Compounding the town's financial problems is additional debt the town absorbed following the 2005 bankruptcy of Prime Tanning Company.

"We have a $2 million problem that came to us as a result of the tannery," said Third Selectman Chris Littlefield, though he said he wasn't being "negative" about the tannery, which is town's largest employer. "It's a serious amount of money. This is all the debt we took on as a result of the bankruptcy. I feel it's unfair. Hopefully, we can get some concessions from the governor."

The meeting with Gov. Baldacci is also needed to obtain the "state guarantee," as requested by the bank, Post said.
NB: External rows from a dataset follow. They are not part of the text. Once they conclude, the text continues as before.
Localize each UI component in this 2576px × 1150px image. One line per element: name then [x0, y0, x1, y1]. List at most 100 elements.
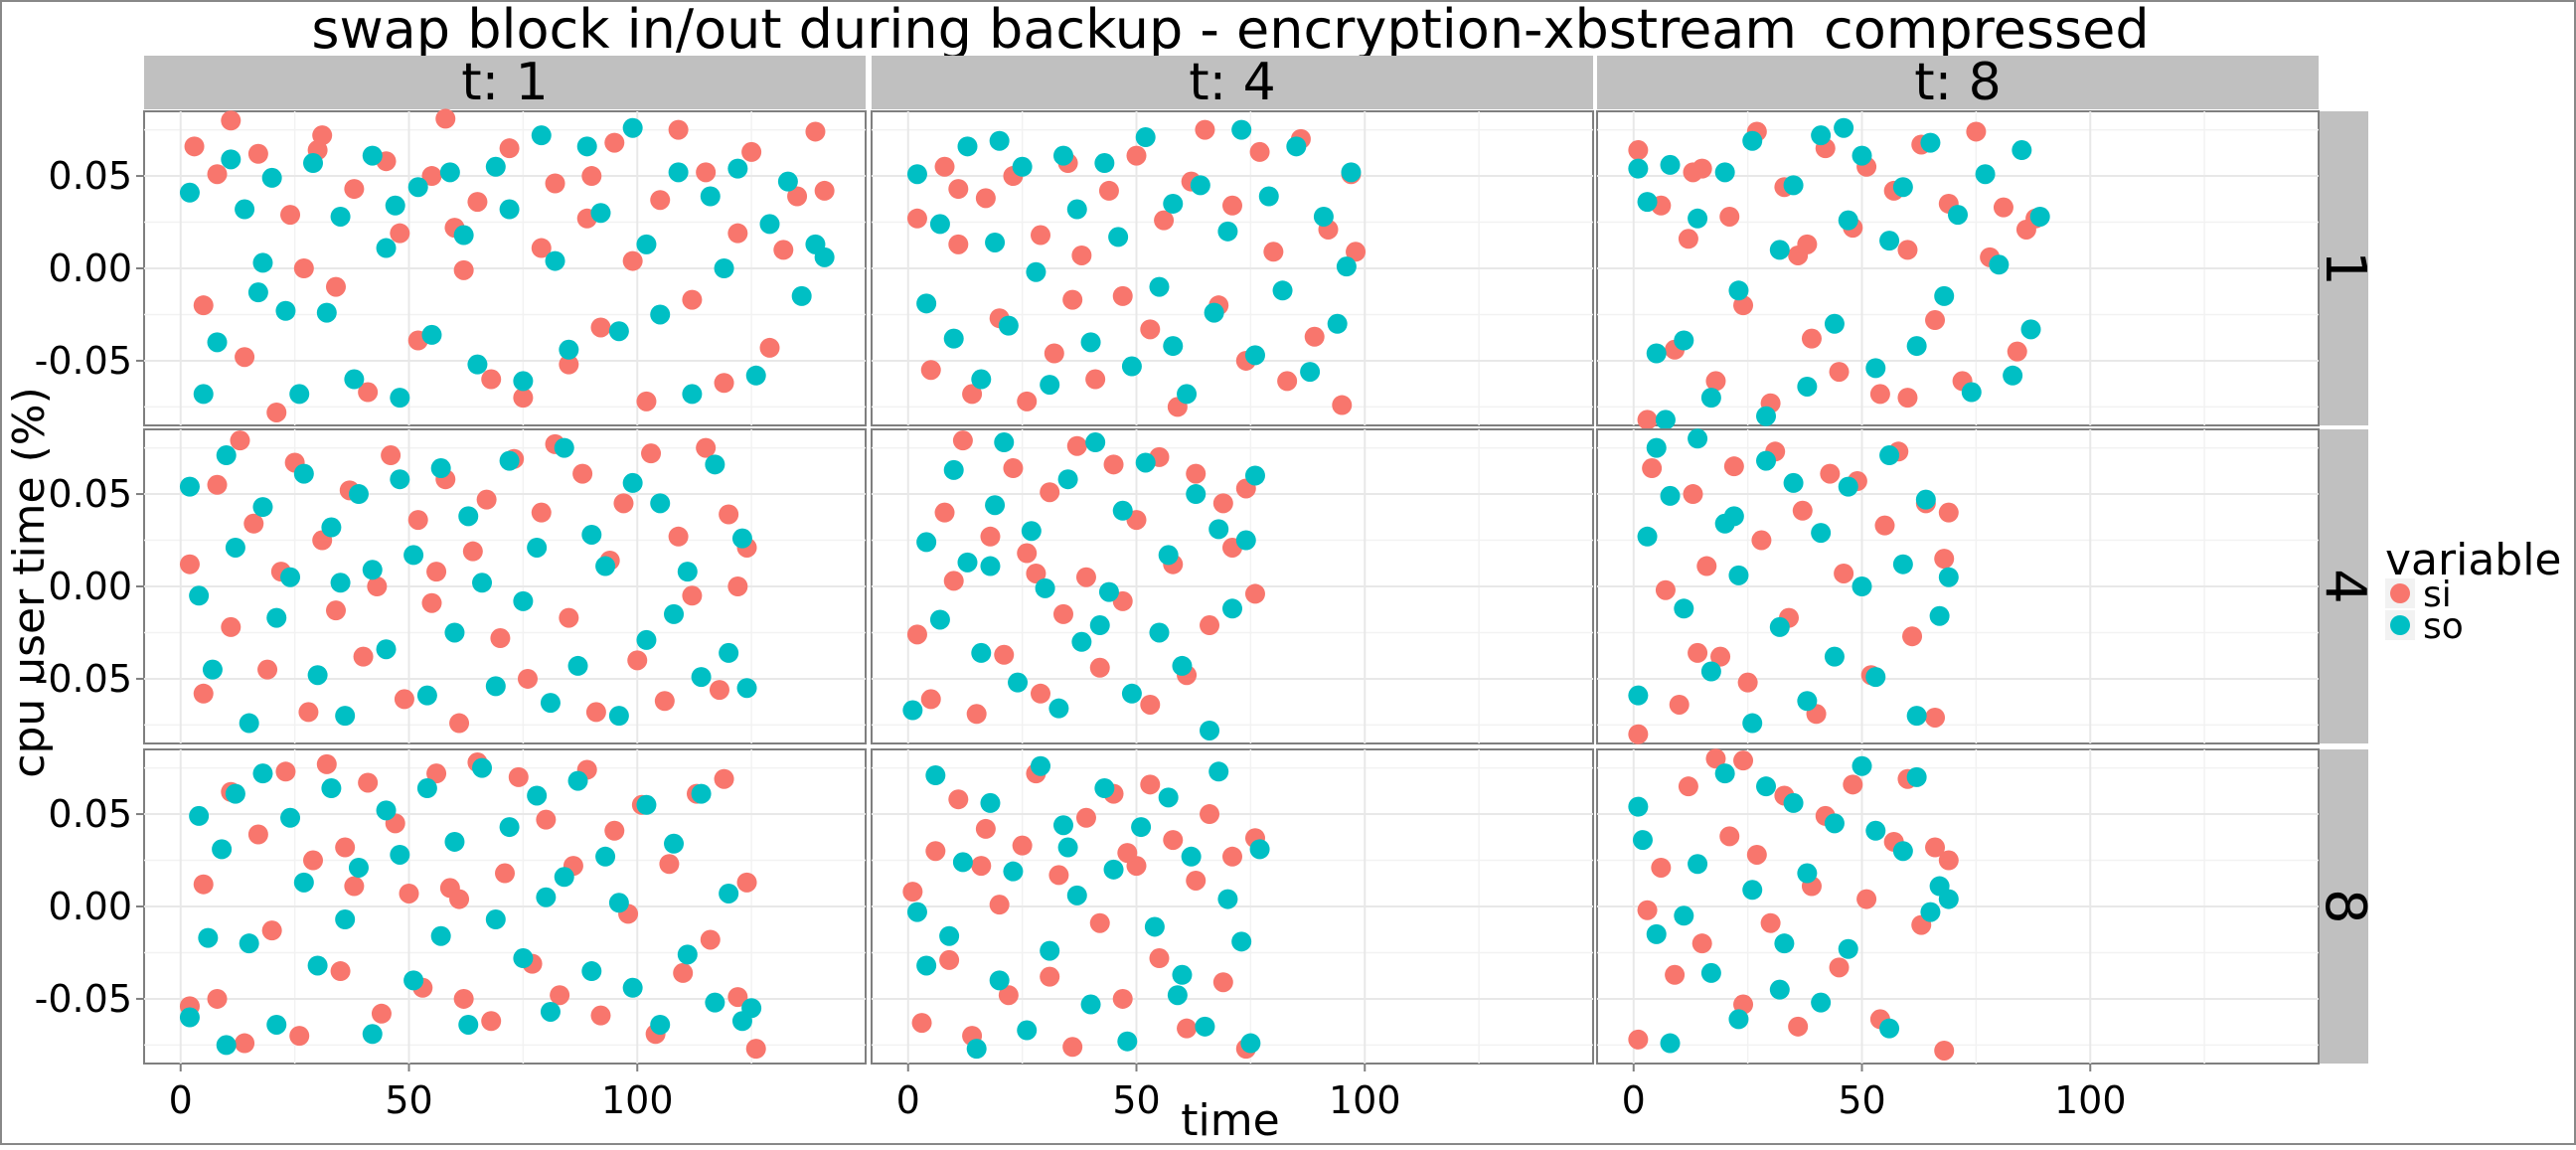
data-point-so [439, 162, 460, 183]
data-point-so [1003, 861, 1024, 882]
data-point-so [1628, 158, 1649, 179]
data-point-so [1181, 846, 1202, 867]
data-point-si [1993, 197, 2013, 218]
data-point-si [1628, 1029, 1649, 1050]
x-tick-label: 0 [169, 1078, 193, 1122]
data-point-si [531, 502, 552, 523]
data-point-so [2020, 319, 2041, 340]
data-point-so [1103, 859, 1124, 880]
data-point-so [1929, 605, 1950, 626]
data-point-si [1801, 328, 1822, 349]
data-point-si [654, 691, 675, 712]
data-point-so [513, 948, 534, 969]
data-point-so [407, 177, 428, 198]
data-point-so [499, 450, 520, 471]
data-point-si [727, 576, 748, 596]
data-point-so [622, 117, 643, 138]
data-point-si [1856, 889, 1877, 909]
data-point-si [1938, 850, 1959, 871]
data-point-so [261, 167, 282, 188]
data-point-so [1948, 205, 1968, 226]
data-point-so [307, 665, 328, 686]
data-point-si [1651, 857, 1672, 878]
data-point-so [1975, 164, 1996, 185]
x-tick-label: 0 [896, 1078, 920, 1122]
data-point-si [1103, 454, 1124, 475]
data-point-si [1719, 826, 1740, 847]
data-point-so [2012, 140, 2032, 161]
data-point-so [1240, 1033, 1261, 1054]
data-point-si [193, 874, 214, 895]
data-point-so [1865, 667, 1886, 688]
data-point-si [934, 502, 955, 523]
data-point-so [1674, 598, 1694, 619]
data-point-so [1017, 1020, 1038, 1041]
data-point-so [416, 685, 437, 706]
data-point-so [1052, 815, 1073, 836]
data-point-so [1824, 646, 1845, 667]
data-point-so [499, 817, 520, 838]
data-point-si [1897, 388, 1918, 409]
data-point-so [971, 642, 992, 663]
data-point-si [207, 988, 228, 1009]
data-point-so [985, 495, 1006, 516]
data-point-si [948, 789, 969, 810]
column-strip-label: t: 1 [461, 53, 549, 112]
data-point-si [773, 240, 794, 260]
data-point-so [1852, 576, 1872, 596]
data-point-so [1300, 362, 1321, 383]
data-point-so [1700, 388, 1721, 409]
data-point-si [980, 526, 1001, 547]
data-point-so [1811, 992, 1832, 1013]
data-point-so [390, 469, 410, 490]
row-strip [2317, 749, 2368, 1064]
data-point-si [330, 961, 351, 982]
y-tick-label: 0.00 [48, 565, 132, 608]
data-point-si [581, 166, 602, 187]
data-point-si [1797, 234, 1818, 254]
data-point-si [1075, 807, 1096, 828]
data-point-so [1035, 577, 1055, 598]
data-point-so [1852, 755, 1872, 776]
data-point-so [576, 136, 597, 157]
data-point-so [1865, 358, 1886, 379]
facet-panel [871, 110, 1594, 426]
data-point-so [916, 955, 937, 976]
data-point-so [705, 454, 725, 475]
data-point-si [673, 962, 694, 983]
row-strip [2317, 111, 2368, 425]
data-point-si [353, 646, 374, 667]
data-point-si [1792, 500, 1813, 521]
data-point-so [316, 302, 337, 323]
data-point-si [235, 347, 255, 368]
data-point-so [266, 607, 287, 628]
data-point-si [344, 179, 365, 200]
data-point-so [1769, 979, 1790, 1000]
data-point-si [1085, 369, 1106, 390]
data-point-so [691, 783, 712, 804]
data-point-so [1852, 145, 1872, 166]
data-point-so [330, 206, 351, 227]
data-point-si [745, 1039, 766, 1060]
data-point-so [957, 552, 978, 573]
data-point-si [1026, 563, 1046, 583]
data-point-so [1628, 685, 1649, 706]
data-point-si [1212, 972, 1233, 993]
data-point-so [1783, 472, 1804, 493]
data-point-so [1231, 931, 1252, 952]
data-point-si [559, 607, 579, 628]
data-point-so [1824, 813, 1845, 834]
data-point-si [1705, 748, 1726, 769]
data-point-si [1834, 563, 1854, 583]
data-point-si [1683, 484, 1703, 505]
data-point-so [1637, 526, 1658, 547]
data-point-so [1177, 384, 1198, 405]
data-point-so [622, 977, 643, 998]
data-point-so [1774, 933, 1795, 954]
data-point-so [545, 250, 565, 271]
y-tick-label: -0.05 [35, 657, 132, 701]
data-point-so [906, 902, 927, 922]
data-point-so [1327, 313, 1348, 334]
data-point-so [1783, 792, 1804, 813]
data-point-si [696, 162, 717, 183]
If the town's debt payments cannot be restructured, Post said requiring large property tax increases would be a last resort. But Post said he's still optimistic the town can get on better financial footing.

"We're going to come out of this stronger as a community," Post said.

Selectmen and the town's auditors recently discussed the possibility of the town declaring bankruptcy, Littlefield said, adding that they didn't know whether that would be legal.

"We are just getting by, folks. We got some real tough decisions to make," Littlefield said. "We can pass this budget today, but it's incomplete. It doesn't take into account the entire debt service we owe."

There was some good news for residents at town meeting. Selectmen said the town's school assessment had been estimated at $1 million in the budget, but new estimates peg that expenses closer to $805,000. The result, Post said, is that residents will likely not see any change in their tax bills by approving the municipal budget.

Moderator Vaughn Stedman asked residents at the start of the meeting to be "forward-looking."

"We're looking at the future of the town and keeping us moving forward as a community," Stedman said.

A little more than 100 residents attended Saturday's three-hour meeting, opting in the end to side often with the town's budget committee, which recommended a little less spending than did selectmen.

Residents ultimately approved $1.4 million in municipal spending.

"Generally, everyone is trying to cut small corners," said meeting attendee Jay McDougal. "We understand that the majority of things have to be paid for."

In other town meeting business, residents approved an article to change the term lengths of its three selectmen. Instead of being all one-year terms, there will be one-year, two-year and three-year terms, starting with the 2010 election.

The only meeting article to fail was a proposed ordinance for "warrant signing and disbursement of funds," which would have given selectmen more flexibility on when they sign off on payroll and other expenses. That proposal was defeated by a ballot vote, 54-47.